Vor einem Jahr hatte die Verbraucherschutzorganisation Media-Markt vorgeworfen, Kunden mit irreführender Werbung, sogenannter Lockvogelangebote, in die Läden zu locken. Konkret ging es um DVD-Player für 19 Euro, die schon kurz nach Ladenöffnung in vielen Geschäften ausverkauft gewesen waren. Es seien zu wenig Geräte auf Lager gewesen und die Kunden auf Grund leerer Versprechen in die Läden gelockt worden, um sie zum Kauf teurer Geräte zu verleiten, so der vzbv.

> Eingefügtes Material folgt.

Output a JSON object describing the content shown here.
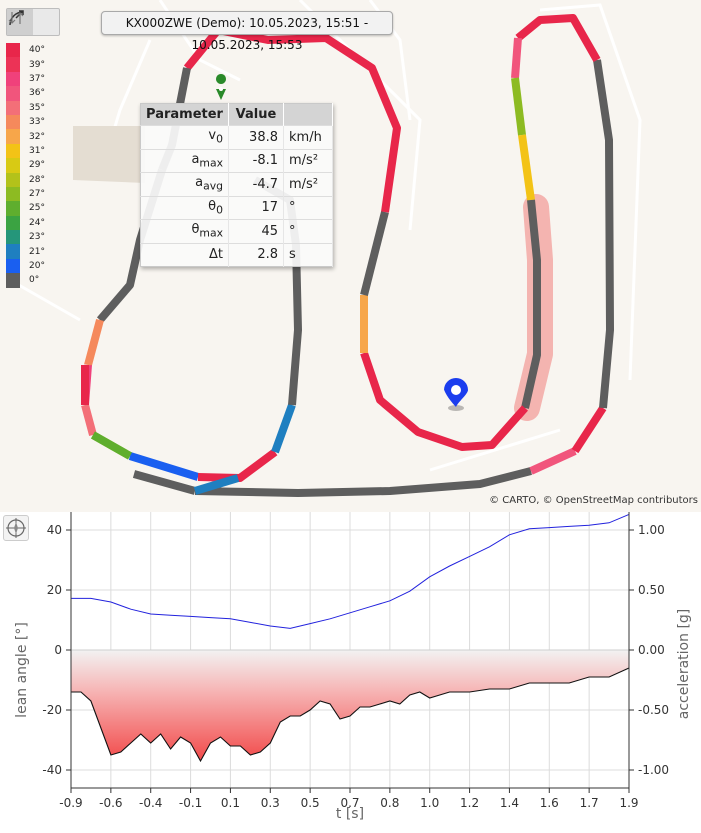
{
  "map": {
    "title": "KX000ZWE (Demo): 10.05.2023, 15:51 - 10.05.2023, 15:53",
    "attribution": "© CARTO, © OpenStreetMap contributors",
    "tools": [
      "lean-angle-tool-icon",
      "acceleration-tool-icon"
    ],
    "legend": [
      {
        "label": "40°",
        "color": "#e8264a"
      },
      {
        "label": "39°",
        "color": "#ec3356"
      },
      {
        "label": "37°",
        "color": "#f0417b"
      },
      {
        "label": "36°",
        "color": "#f1557c"
      },
      {
        "label": "35°",
        "color": "#f36f78"
      },
      {
        "label": "33°",
        "color": "#f5895c"
      },
      {
        "label": "32°",
        "color": "#f7a64a"
      },
      {
        "label": "31°",
        "color": "#f3c316"
      },
      {
        "label": "29°",
        "color": "#d8ca14"
      },
      {
        "label": "28°",
        "color": "#b3c21a"
      },
      {
        "label": "27°",
        "color": "#8dbb22"
      },
      {
        "label": "25°",
        "color": "#5fae2e"
      },
      {
        "label": "24°",
        "color": "#3ba342"
      },
      {
        "label": "23°",
        "color": "#25967a"
      },
      {
        "label": "21°",
        "color": "#1f7fc0"
      },
      {
        "label": "20°",
        "color": "#1a5ff0"
      },
      {
        "label": "0°",
        "color": "#5e5e5e"
      }
    ],
    "table": {
      "headers": [
        "Parameter",
        "Value",
        ""
      ],
      "rows": [
        {
          "name": "v",
          "sub": "0",
          "value": "38.8",
          "unit": "km/h"
        },
        {
          "name": "a",
          "sub": "max",
          "value": "-8.1",
          "unit": "m/s²"
        },
        {
          "name": "a",
          "sub": "avg",
          "value": "-4.7",
          "unit": "m/s²"
        },
        {
          "name": "θ",
          "sub": "0",
          "value": "17",
          "unit": "°"
        },
        {
          "name": "θ",
          "sub": "max",
          "value": "45",
          "unit": "°"
        },
        {
          "name": "Δt",
          "sub": "",
          "value": "2.8",
          "unit": "s"
        }
      ]
    }
  },
  "chart_data": {
    "type": "line",
    "xlabel": "t [s]",
    "ylabel_left": "lean angle [°]",
    "ylabel_right": "acceleration [g]",
    "xlim": [
      -0.9,
      1.9
    ],
    "ylim_left": [
      -46,
      46
    ],
    "ylim_right": [
      -1.15,
      1.15
    ],
    "x_ticks": [
      "-0.9",
      "-0.6",
      "-0.4",
      "-0.1",
      "0.1",
      "0.3",
      "0.5",
      "0.7",
      "0.8",
      "1.0",
      "1.2",
      "1.4",
      "1.6",
      "1.7",
      "1.9"
    ],
    "y_ticks_left": [
      40,
      20,
      0,
      -20,
      -40
    ],
    "y_ticks_right": [
      "1.00",
      "0.50",
      "0.00",
      "-0.50",
      "-1.00"
    ],
    "grid": true,
    "series": [
      {
        "axis": "left",
        "color": "#111111",
        "x": [
          -0.9,
          -0.85,
          -0.8,
          -0.75,
          -0.7,
          -0.65,
          -0.6,
          -0.55,
          -0.5,
          -0.45,
          -0.4,
          -0.35,
          -0.3,
          -0.25,
          -0.2,
          -0.15,
          -0.1,
          -0.05,
          0.0,
          0.05,
          0.1,
          0.15,
          0.2,
          0.25,
          0.3,
          0.35,
          0.4,
          0.45,
          0.5,
          0.55,
          0.6,
          0.65,
          0.7,
          0.75,
          0.8,
          0.85,
          0.9,
          0.95,
          1.0,
          1.1,
          1.2,
          1.3,
          1.4,
          1.5,
          1.6,
          1.7,
          1.8,
          1.9
        ],
        "y": [
          -14,
          -14,
          -17,
          -26,
          -35,
          -34,
          -31,
          -28,
          -31,
          -28,
          -33,
          -29,
          -31,
          -37,
          -31,
          -29,
          -32,
          -32,
          -35,
          -34,
          -31,
          -24,
          -22,
          -22,
          -20,
          -17,
          -18,
          -23,
          -22,
          -19,
          -19,
          -18,
          -17,
          -18,
          -15,
          -14,
          -16,
          -15,
          -14,
          -14,
          -13,
          -13,
          -11,
          -11,
          -11,
          -9,
          -9,
          -6
        ]
      },
      {
        "axis": "right",
        "color": "#2222dd",
        "x": [
          -0.9,
          -0.8,
          -0.7,
          -0.6,
          -0.5,
          -0.4,
          -0.3,
          -0.2,
          -0.1,
          0.0,
          0.1,
          0.2,
          0.3,
          0.4,
          0.5,
          0.6,
          0.7,
          0.8,
          0.9,
          1.0,
          1.1,
          1.2,
          1.3,
          1.4,
          1.5,
          1.6,
          1.7,
          1.8,
          1.9
        ],
        "y": [
          0.43,
          0.43,
          0.4,
          0.34,
          0.3,
          0.29,
          0.28,
          0.27,
          0.26,
          0.23,
          0.2,
          0.18,
          0.22,
          0.26,
          0.31,
          0.36,
          0.41,
          0.49,
          0.61,
          0.7,
          0.78,
          0.86,
          0.96,
          1.01,
          1.02,
          1.03,
          1.04,
          1.06,
          1.13
        ]
      }
    ]
  }
}
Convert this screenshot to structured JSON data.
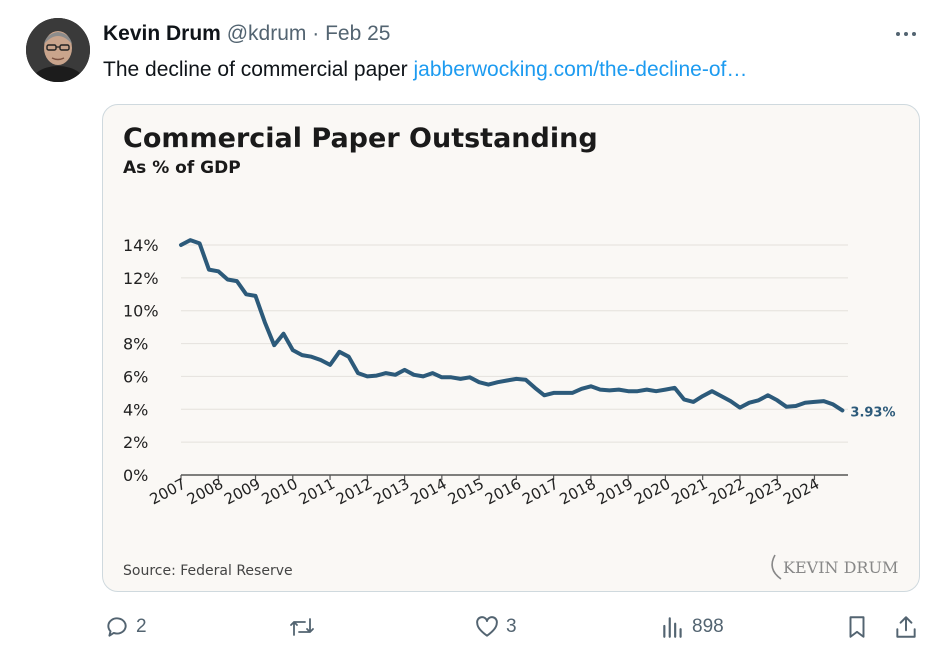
{
  "post": {
    "author_name": "Kevin Drum",
    "handle": "@kdrum",
    "separator": "·",
    "date": "Feb 25",
    "text": "The decline of commercial paper",
    "link_text": "jabberwocking.com/the-decline-of…",
    "more_icon": "more-dots-icon"
  },
  "chart_card": {
    "source": "Source: Federal Reserve",
    "watermark": "KEVIN DRUM",
    "last_value_label": "3.93%"
  },
  "chart_data": {
    "type": "line",
    "title": "Commercial Paper Outstanding",
    "subtitle": "As % of GDP",
    "xlabel": "",
    "ylabel": "",
    "xlim": [
      2007,
      2024.9
    ],
    "ylim": [
      0,
      14
    ],
    "y_ticks": [
      "0%",
      "2%",
      "4%",
      "6%",
      "8%",
      "10%",
      "12%",
      "14%"
    ],
    "x_tick_labels": [
      "2007",
      "2008",
      "2009",
      "2010",
      "2011",
      "2012",
      "2013",
      "2014",
      "2015",
      "2016",
      "2017",
      "2018",
      "2019",
      "2020",
      "2021",
      "2022",
      "2023",
      "2024"
    ],
    "grid": true,
    "line_color": "#2c5a7a",
    "series": [
      {
        "x": [
          2007.0,
          2007.25,
          2007.5,
          2007.75,
          2008.0,
          2008.25,
          2008.5,
          2008.75,
          2009.0,
          2009.25,
          2009.5,
          2009.75,
          2010.0,
          2010.25,
          2010.5,
          2010.75,
          2011.0,
          2011.25,
          2011.5,
          2011.75,
          2012.0,
          2012.25,
          2012.5,
          2012.75,
          2013.0,
          2013.25,
          2013.5,
          2013.75,
          2014.0,
          2014.25,
          2014.5,
          2014.75,
          2015.0,
          2015.25,
          2015.5,
          2015.75,
          2016.0,
          2016.25,
          2016.5,
          2016.75,
          2017.0,
          2017.25,
          2017.5,
          2017.75,
          2018.0,
          2018.25,
          2018.5,
          2018.75,
          2019.0,
          2019.25,
          2019.5,
          2019.75,
          2020.0,
          2020.25,
          2020.5,
          2020.75,
          2021.0,
          2021.25,
          2021.5,
          2021.75,
          2022.0,
          2022.25,
          2022.5,
          2022.75,
          2023.0,
          2023.25,
          2023.5,
          2023.75,
          2024.0,
          2024.25,
          2024.5,
          2024.75
        ],
        "y": [
          14.0,
          14.3,
          14.1,
          12.5,
          12.4,
          11.9,
          11.8,
          11.0,
          10.9,
          9.3,
          7.9,
          8.6,
          7.6,
          7.3,
          7.2,
          7.0,
          6.7,
          7.5,
          7.2,
          6.2,
          6.0,
          6.05,
          6.2,
          6.1,
          6.4,
          6.1,
          6.0,
          6.2,
          5.95,
          5.95,
          5.85,
          5.95,
          5.65,
          5.5,
          5.65,
          5.75,
          5.85,
          5.8,
          5.3,
          4.85,
          5.0,
          5.0,
          5.0,
          5.25,
          5.4,
          5.2,
          5.15,
          5.2,
          5.1,
          5.1,
          5.2,
          5.1,
          5.2,
          5.3,
          4.6,
          4.45,
          4.8,
          5.1,
          4.8,
          4.5,
          4.1,
          4.4,
          4.55,
          4.85,
          4.55,
          4.15,
          4.2,
          4.4,
          4.45,
          4.5,
          4.3,
          3.93
        ]
      }
    ]
  },
  "actions": {
    "reply": {
      "icon": "reply-icon",
      "count": "2"
    },
    "repost": {
      "icon": "repost-icon",
      "count": ""
    },
    "like": {
      "icon": "heart-icon",
      "count": "3"
    },
    "views": {
      "icon": "views-chart-icon",
      "count": "898"
    },
    "bookmark": {
      "icon": "bookmark-icon"
    },
    "share": {
      "icon": "share-icon"
    }
  }
}
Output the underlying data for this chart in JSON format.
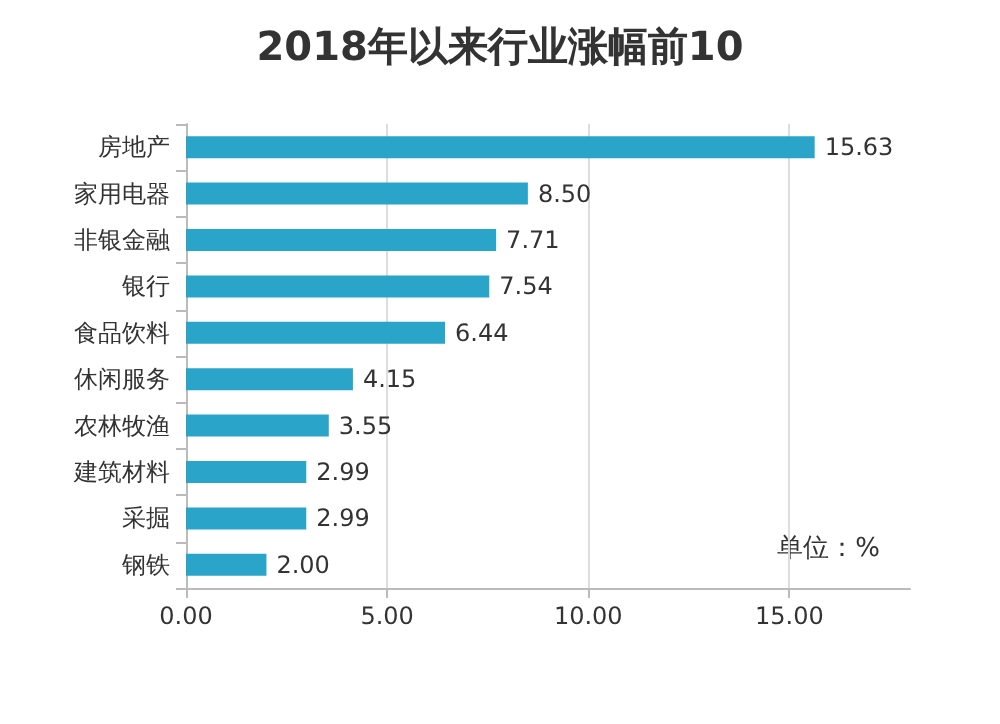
{
  "chart_data": {
    "type": "bar",
    "orientation": "horizontal",
    "title": "2018年以来行业涨幅前10",
    "categories": [
      "房地产",
      "家用电器",
      "非银金融",
      "银行",
      "食品饮料",
      "休闲服务",
      "农林牧渔",
      "建筑材料",
      "采掘",
      "钢铁"
    ],
    "values": [
      15.63,
      8.5,
      7.71,
      7.54,
      6.44,
      4.15,
      3.55,
      2.99,
      2.99,
      2.0
    ],
    "value_labels": [
      "15.63",
      "8.50",
      "7.71",
      "7.54",
      "6.44",
      "4.15",
      "3.55",
      "2.99",
      "2.99",
      "2.00"
    ],
    "color": "#2ba4c9",
    "xlim": [
      0,
      18
    ],
    "xticks": [
      {
        "value": 0,
        "label": "0.00"
      },
      {
        "value": 5,
        "label": "5.00"
      },
      {
        "value": 10,
        "label": "10.00"
      },
      {
        "value": 15,
        "label": "15.00"
      }
    ],
    "grid": "x",
    "annotations": [
      "单位：%"
    ]
  }
}
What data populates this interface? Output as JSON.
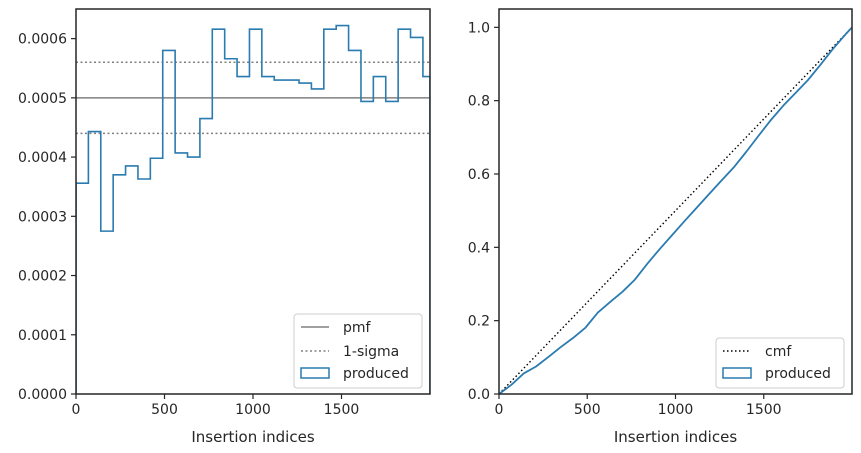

Das Landgericht Ingolstadt, unter dem Vorsitz des Richter Konrad Kliegl, sah dies anders. Die Media-Saturn-Holding habe rund 195.000 Geräte für bundesweit ca. 200 Media Märkte zur Verfügung gestellt und sich mit der Zahl der Geräte an ähnlichen Aktionen in früheren Jahren orientiert. Dass einige Geschäfte förmlich überrannt wurden und die DVD-Player teils schon kurz nach Ladenöffnung vergriffen waren, damit hätten die Media Märkte nicht rechnen müssen. Ein Verstoß gegen das Wettbewerbsrecht läge somit nicht vor.
Die Anzahl der Geräte wurde erst im Laufe des Prozesses veröffentlicht.
Verbandsjuristin Kerstin Hoppe
"Wenn wir das vorher gewusst hätten, hätten wir überhaupt nicht geklagt."
Viel wichtiger scheint aber dagegen eine anderer Aspekt, der ebenfalls Bestandteil des Verfahrens war. Die Media-Markt Filialen sind formal unabhängige Tochtergesellschaften, die Holding daher offiziell nicht verantwortlich für die genaue Preis- und Angebotsgestaltung.
Nun hat das Gericht allerdings erstmals bestätigt, dass bei Wettbewerbsverstößen die Media-Saturn-Holding und nicht einzelne Elektromärkte zuständig sind.